ORNITOLOGÍA
I
El ruiseñor que canta en el poema
una mañana eterna —dice Keats
descansando la pluma en el tintero—
se oirá también ahora, si hay silencio
y el tiempo de la música se expande
en el hueco concéntrico de un sueño.
Los ruiseñores, digo, que Juan Gelman
echó a volar de nuevo en Buenos Aires
una mañana igual, pero con sed inversa
siguen volando y cantan, cantan, cantan...

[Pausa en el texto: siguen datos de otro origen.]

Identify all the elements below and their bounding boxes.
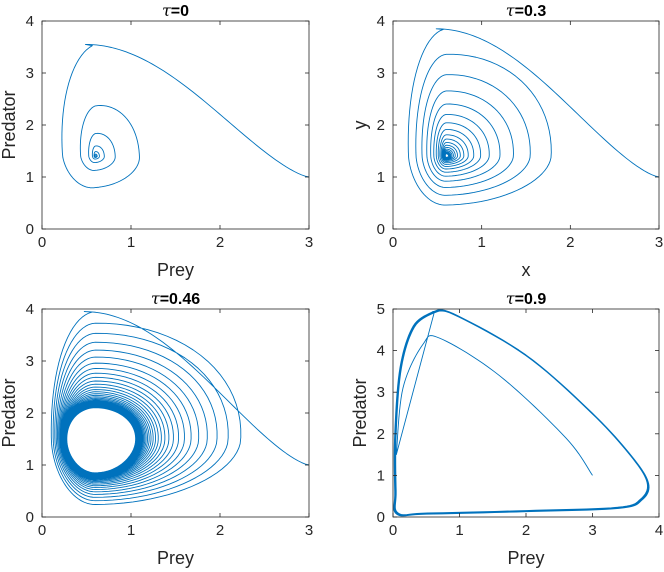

Ahora bien, cuidado, con el símbolo
de especies que no cantan, ya sabéis:
el buitre que devora el alma de Unamuno,
el cuervo que tortura la conciencia de Poe,
o el albatros que vuela majestuoso en el cielo,
y en tierra es Baudelaire humillado y maldito,
muerto a manos del viejo marinero
que escribió Coleridge en su balada.
Con sus sombras a veces sobrevuelan
la nieve de las hojas que buscan un sentido
a los cisnes salvajes en la Irlanda de Yeats,
al cisne incuestionable de engañoso plumaje
y cuello retorcido que inventó el gran Darío.
Todos los cisnes nadan en la nieve, incluido
el que refiere libre René Char tras la ausencia.
II
Ya vuelven las oscuras golondrinas
que Bécquer liberó de la memoria
(Libro de los gorriones) manuscrita
aquella noche antigua de Toledo.
Ya graznan en la China de Li Po
los cuervos por la tarde dibujados
y regresan las aves de Cracovia
en una primavera que Szymborska anticipa.
Una bandada cubre la nieve del espacio.
Yo, oculto en el envés de las palabras,
distingo cada canto y sus llamadas,
observo el movimiento de sus alas,
la forma de los picos y el color de las plumas,
con qué gracia se posan en las líneas escritas.
Decido un fogonazo, un disparo inocente
al aire que levante una estampida:
y un huracán de negras palomas abandonan
el Nueva York de Lorca, se equivocan,
chapotean las aguas de un poema de Alberti,
cambian de rumbo y buscan otra rama,
otra aurora en el verso de Aleixandre
donde graciosos pájaros se copian fugitivos.